Intanto a 48 ore dallo show down tra Berlusconi e Fini sono scintille, accuse reciproche. L’ulteriore conferma, se mai ce ne fosse stato bisogno, che la foto-opportunity coi due che si abbracciano sul palco della Fiera di Roma al battesimo del Pdl, un anno e mezzo dopo è solo un cartoncino dai colori sbiaditi.
via I numeri di Fini: 33 pretoriani alla Camera ma al Senato sono già divisi | l’Occidentale.
Qui il siam pronti alla morte: “Seguirò Fini fino alle estreme conseguenze” di un neo-futurista-e-libertà per l’Italia. Qui sul Secolo d’Italia il per il momento mancato presidente del gruppo Benedetto Della Vedova (l’investitura di Repubblica non gli ha portato fortuna), conclude la sua surreale analisi politica, sperando nella rinascita di una “ripartenza unitarie e credibile” che potrebbe nascere, secondo lui, proprio dal gesto coraggioso della creazione da parte dei finiani dei gruppi autonomi.
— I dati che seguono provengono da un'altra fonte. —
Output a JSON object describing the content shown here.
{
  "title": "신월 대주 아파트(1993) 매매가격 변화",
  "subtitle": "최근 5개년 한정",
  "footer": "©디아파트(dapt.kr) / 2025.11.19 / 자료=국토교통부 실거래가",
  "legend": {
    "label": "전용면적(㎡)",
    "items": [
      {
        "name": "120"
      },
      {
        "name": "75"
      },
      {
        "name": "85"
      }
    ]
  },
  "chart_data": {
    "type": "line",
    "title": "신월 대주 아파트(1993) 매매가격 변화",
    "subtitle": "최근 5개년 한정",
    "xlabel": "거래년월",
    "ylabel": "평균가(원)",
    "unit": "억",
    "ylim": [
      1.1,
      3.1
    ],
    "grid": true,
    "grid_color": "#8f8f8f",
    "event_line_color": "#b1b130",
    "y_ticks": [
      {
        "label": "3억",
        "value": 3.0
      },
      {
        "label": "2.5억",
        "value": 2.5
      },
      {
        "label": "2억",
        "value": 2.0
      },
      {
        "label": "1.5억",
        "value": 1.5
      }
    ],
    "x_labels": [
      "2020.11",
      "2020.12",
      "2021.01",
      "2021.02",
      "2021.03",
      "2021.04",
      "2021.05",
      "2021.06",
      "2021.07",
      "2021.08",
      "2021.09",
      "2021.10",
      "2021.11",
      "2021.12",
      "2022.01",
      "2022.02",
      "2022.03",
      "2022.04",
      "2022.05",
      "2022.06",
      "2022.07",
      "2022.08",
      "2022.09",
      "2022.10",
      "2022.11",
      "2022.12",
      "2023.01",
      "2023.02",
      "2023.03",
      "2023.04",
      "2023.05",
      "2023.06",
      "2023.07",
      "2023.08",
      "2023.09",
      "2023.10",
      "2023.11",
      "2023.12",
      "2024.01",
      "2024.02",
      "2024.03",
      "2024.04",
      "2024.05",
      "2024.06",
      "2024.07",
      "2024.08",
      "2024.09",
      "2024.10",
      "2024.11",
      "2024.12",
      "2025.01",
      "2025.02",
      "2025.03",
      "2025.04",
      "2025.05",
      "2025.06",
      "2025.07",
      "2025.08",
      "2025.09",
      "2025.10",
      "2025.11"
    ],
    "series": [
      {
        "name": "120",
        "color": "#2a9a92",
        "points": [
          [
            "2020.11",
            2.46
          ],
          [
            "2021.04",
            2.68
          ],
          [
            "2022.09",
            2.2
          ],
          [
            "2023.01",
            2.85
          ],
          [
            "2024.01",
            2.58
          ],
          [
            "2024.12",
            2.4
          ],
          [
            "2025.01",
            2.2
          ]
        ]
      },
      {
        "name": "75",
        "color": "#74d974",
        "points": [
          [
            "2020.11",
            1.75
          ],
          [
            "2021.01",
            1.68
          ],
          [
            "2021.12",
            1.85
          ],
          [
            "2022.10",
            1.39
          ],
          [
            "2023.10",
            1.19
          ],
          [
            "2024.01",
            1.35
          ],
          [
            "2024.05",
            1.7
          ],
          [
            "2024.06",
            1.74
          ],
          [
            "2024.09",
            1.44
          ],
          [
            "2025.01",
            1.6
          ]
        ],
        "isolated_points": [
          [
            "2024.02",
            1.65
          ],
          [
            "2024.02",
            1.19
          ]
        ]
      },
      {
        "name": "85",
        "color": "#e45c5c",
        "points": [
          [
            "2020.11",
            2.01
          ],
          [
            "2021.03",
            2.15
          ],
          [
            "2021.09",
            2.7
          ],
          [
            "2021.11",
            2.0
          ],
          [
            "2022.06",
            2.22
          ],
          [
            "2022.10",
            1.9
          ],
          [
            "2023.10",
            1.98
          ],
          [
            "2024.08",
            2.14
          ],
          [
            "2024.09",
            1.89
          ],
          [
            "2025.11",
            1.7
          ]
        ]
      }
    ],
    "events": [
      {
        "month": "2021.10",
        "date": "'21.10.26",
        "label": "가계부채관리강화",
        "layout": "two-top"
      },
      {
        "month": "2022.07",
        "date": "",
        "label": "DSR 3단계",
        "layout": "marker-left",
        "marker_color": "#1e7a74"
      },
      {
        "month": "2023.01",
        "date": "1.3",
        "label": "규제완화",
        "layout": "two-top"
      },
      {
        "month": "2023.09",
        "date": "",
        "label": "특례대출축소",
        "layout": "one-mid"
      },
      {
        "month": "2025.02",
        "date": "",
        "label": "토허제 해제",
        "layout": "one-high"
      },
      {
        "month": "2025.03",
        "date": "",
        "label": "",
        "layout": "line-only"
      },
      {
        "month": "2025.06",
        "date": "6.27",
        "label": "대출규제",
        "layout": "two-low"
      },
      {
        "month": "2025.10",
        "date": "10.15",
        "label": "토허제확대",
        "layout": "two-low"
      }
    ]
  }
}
Non senza aver spiegato che “le tensioni che hanno attraversato il Pdl, senza frenarne, neppure per un istante l’azione di governo, sono analoghe a quelle che caratterizzano tutte le grandi forze popolari europee e occidentali, e se ne differenziano semmai per difetto e non per eccesso”. Mentre qui, sempre il mancato presidente del gruppo e neo deputato Fli (abituiamoci a questa sigla, non sono loro, credo sia l’abbreviazione giornalistica di Futuro e Libertà per l’Italia) Della Vedova, in perfetta sintonia e coerenza con quanto scritto sul quotidiano NEL Pdl fa sapere che il voltafaccia dei finiani in Parlamento potrebbe già verificarsi la prossima settimana. «Consideriamo la mozione di sfiducia delle opposizioni al sottosegretario Caliendo presentata alla Camera il banco di prova per la maggioranza di governo» ha spiegato al Corriere, chiarendo ulteriormente le intenzioni, se ce ne fosse stato bisogno.
Alla prima defezione dei finiani dalla maggioranza, è l’avvertimento di Cicchitto, la richiesta del Pdl sarà quella di un immediato ritorno alle urne. «Vedremo ora come si comporteranno in Parlamento – dice l’esponente del Pdl a Sky Tg24 – questi nuovi gruppi nati da parlamentari eletti con la maggioranza. Di certo né il presidente del Consiglio Berlusconi né il Pdl sono disponibili a farsi cuocere a fuoco lento facendosi condizionare di volta in volta su ogni provvedimento. Se così fosse, si dovrebbe subito tornare a votare». Cicchitto, inoltre, invita a considerare «aperta, anzi ancora molto aperta, la partita sui numeri» su cui potrà contare in Parlamento tanto il nuovo gruppo finiano come il Pdl. «Ho motivo di ritenere – afferma – che nessuno, nemmeno noi, abbia già messo in campo tutta l’effettiva propria consistenza in modo da poter misurare i rapporti di forza».